President Donald Trump, Crown Prince Mohammed bin Salman (left) and Syrian President Ahmad al-Sharaa (right), May 14, 2025.

In a move aimed at pleasing his Gulf allies and Turkish President Recep Tayyip Erdoğan, who had backed HTS and similar Jihadi groups they view as a bulwark against Iran’s return to influence in Syria, Trump announced that he would lift US sanctions on Syria’s new government to give the country “a chance at peace.” His audience gave him a standing ovation.

The end of US sanctions will enable Syria to be integrated, along with Lebanon where Israel’s massive aerial bombardment of Hezbollah strongholds, weaponry and personnel has eroded the group’s power, into the Gulf’s sphere of economic and political influence. Nevertheless, the sanctions imposed by Congress under the Caesar Act are likely to prove harder to remove than those imposed by executive orders.

In return, Trump called for al-Sharaa to recognize Israel diplomatically, expel foreign militants, deport radical Palestinian groups, and assist in keeping Islamic State (IS) at bay. He asked the Syrian government to “assume responsibility” for over a dozen detention centres, run by US-backed Kurdish forces, that are holding some 9,000 alleged IS members, signalling the possibility of a full American military withdrawal from Syria. He has called for Syria—along with Libya—to accept Palestinians ethnically cleansed by Israel from Gaza.

Trump made clear to his Gulf allies that he wants “to do a deal” with Iran over its nuclear programme and avoid a war. Speaking in Saudi Arabia last week, he said, “I want to make a deal with Iran.
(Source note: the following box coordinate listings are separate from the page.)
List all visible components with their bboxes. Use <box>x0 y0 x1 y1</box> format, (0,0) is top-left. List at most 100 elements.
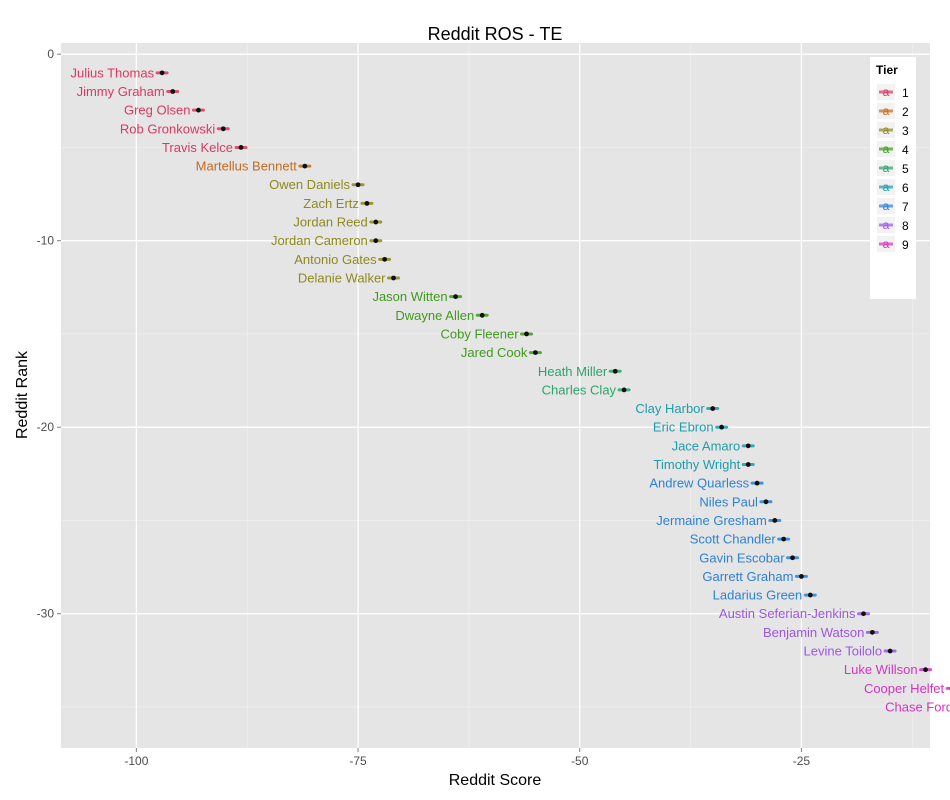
data-point-group: Jason Witten <box>372 289 463 304</box>
data-label: Jordan Cameron <box>271 233 368 248</box>
legend-key-glyph: a <box>883 104 890 118</box>
legend-key-glyph: a <box>883 123 890 137</box>
data-point-group: Scott Chandler <box>690 532 791 547</box>
data-label: Coby Fleener <box>440 326 519 341</box>
data-point-group: Levine Toilolo <box>804 644 897 659</box>
data-point-group: Coby Fleener <box>440 326 534 341</box>
data-label: Jordan Reed <box>293 215 367 230</box>
legend-entry-label: 8 <box>902 219 909 233</box>
legend-key-glyph: a <box>883 218 890 232</box>
data-label: Rob Gronkowski <box>120 121 215 136</box>
y-tick-label: 0 <box>47 47 54 61</box>
data-point <box>524 331 529 337</box>
grid-layer <box>61 43 930 748</box>
data-label: Cooper Helfet <box>864 681 945 696</box>
data-label: Austin Seferian-Jenkins <box>719 606 856 621</box>
data-label: Zach Ertz <box>303 196 359 211</box>
data-label: Timothy Wright <box>654 457 741 472</box>
legend-entry-label: 6 <box>902 181 909 195</box>
data-point-group: Chase Ford <box>885 699 950 714</box>
data-point <box>364 200 370 206</box>
data-point-group: Rob Gronkowski <box>120 121 230 136</box>
data-label: Owen Daniels <box>269 177 350 192</box>
data-point <box>196 107 201 113</box>
legend: Tier a 1a 2a 3a 4a 5a 6a 7a 8a 9 <box>870 57 916 299</box>
legend-key-glyph: a <box>883 199 890 213</box>
axis-ticks: -100 -75 -50 -25 0 -10 -20 -30 <box>37 47 811 768</box>
data-point <box>302 163 308 169</box>
data-point-group: Cooper Helfet <box>864 681 950 696</box>
data-label: Martellus Bennett <box>196 159 298 174</box>
data-point-group: Martellus Bennett <box>196 159 312 174</box>
data-point-group: Zach Ertz <box>303 196 374 211</box>
data-label: Antonio Gates <box>294 252 377 267</box>
legend-key-glyph: a <box>883 85 890 99</box>
data-label: Benjamin Watson <box>763 625 864 640</box>
data-point <box>763 499 769 505</box>
legend-key-glyph: a <box>883 237 890 251</box>
data-point-group: Owen Daniels <box>269 177 365 192</box>
data-point-group: Jordan Reed <box>293 215 383 230</box>
y-axis-title: Reddit Rank <box>14 350 31 439</box>
data-point <box>754 480 760 486</box>
data-point-group: Jace Amaro <box>672 438 755 453</box>
data-label: Greg Olsen <box>124 103 190 118</box>
data-label: Jimmy Graham <box>77 84 165 99</box>
data-point-group: Jimmy Graham <box>77 84 180 99</box>
data-point <box>861 611 866 617</box>
data-label: Niles Paul <box>699 494 758 509</box>
x-tick-label: -75 <box>349 754 367 768</box>
data-point <box>745 443 751 449</box>
data-label: Levine Toilolo <box>804 644 883 659</box>
data-label: Charles Clay <box>542 382 617 397</box>
data-point <box>621 387 627 393</box>
data-label: Jermaine Gresham <box>656 513 767 528</box>
data-point-group: Jordan Cameron <box>271 233 383 248</box>
data-point <box>710 406 716 411</box>
data-point-group: Benjamin Watson <box>763 625 879 640</box>
data-label: Julius Thomas <box>71 65 155 80</box>
data-point <box>807 592 813 598</box>
y-tick-label: -30 <box>37 607 55 621</box>
data-point <box>170 89 176 94</box>
data-label: Heath Miller <box>538 364 608 379</box>
x-tick-label: -25 <box>793 754 811 768</box>
data-point-group: Jared Cook <box>461 345 542 360</box>
legend-entry-label: 3 <box>902 124 909 138</box>
data-point <box>781 536 787 542</box>
data-point <box>453 294 458 300</box>
data-point <box>355 182 361 188</box>
data-point-group: Julius Thomas <box>71 65 169 80</box>
legend-entry-label: 1 <box>902 86 909 100</box>
data-label: Clay Harbor <box>635 401 705 416</box>
data-point <box>373 219 379 225</box>
data-point-group: Eric Ebron <box>653 420 729 435</box>
data-point-group: Clay Harbor <box>635 401 720 416</box>
data-point <box>533 350 538 356</box>
data-point-group: Heath Miller <box>538 364 622 379</box>
chart-title: Reddit ROS - TE <box>428 24 563 44</box>
legend-key-glyph: a <box>883 180 890 194</box>
data-label: Luke Willson <box>844 662 918 677</box>
plot-panel <box>61 43 930 748</box>
y-tick-label: -10 <box>37 234 55 248</box>
data-point <box>799 574 804 579</box>
x-axis-title: Reddit Score <box>449 772 542 789</box>
data-point-group: Jermaine Gresham <box>656 513 782 528</box>
data-label: Chase Ford <box>885 699 950 714</box>
data-point <box>719 424 725 430</box>
x-tick-label: -50 <box>571 754 589 768</box>
data-point-group: Dwayne Allen <box>395 308 489 323</box>
data-point-group: Gavin Escobar <box>699 550 800 565</box>
data-point-group: Antonio Gates <box>294 252 392 267</box>
data-point-group: Charles Clay <box>542 382 631 397</box>
legend-key-glyph: a <box>883 161 890 175</box>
If I can make a deal with Iran, I’ll be very happy, if we’re going to make your region and the world a safer place.”

Oman is acting as an intermediary in the talks between the US and Iran in Rome that have been accompanied by a resumption of Trump’s “maximum pressure” on the bourgeois-clerical regime in Tehran to compel it to abandon its nuclear programme and accept a Middle East dominated by Washington. Trump has threatened military strikes if Tehran refuses to agree a deal.

Iran has insisted it would be willing to stop enrichment at the higher levels used for nuclear weapons—which exceed the requirements for civilian use, and scrap its large stockpile of highly enriched uranium—but would continue to enrich up to 3 percent, as allowed under international rules, for civilian purposes including nuclear power. This would be a return to what Iran agreed to in the multilateral agreement reached in 2015 in return for relief from crippling economic sanctions, which Trump unilaterally abandoned in 2018.

Wang Yi and Mohammad Javad Zarif at the Ministry of Foreign Affairs of Iran, after signing the 25-year cooperation deal between China and Iran, 2021-03-27 [Photo by Mohammad Sadegh Nikgostar / CC BY 4.0]

This served to push Iran into China’s orbit, something Washington is determined to reverse. US imperialism has no intention of allowing Beijing to extend its influence in the Middle East or anywhere else and will not hesitate to use all means at its disposal, to prevent this.

It has used the Arab regimes’ de facto support for Israel’s annihilation of the Palestinians in Gaza as the basis for an expanding war against Iran’s allies in Lebanon, Syria and Yemen.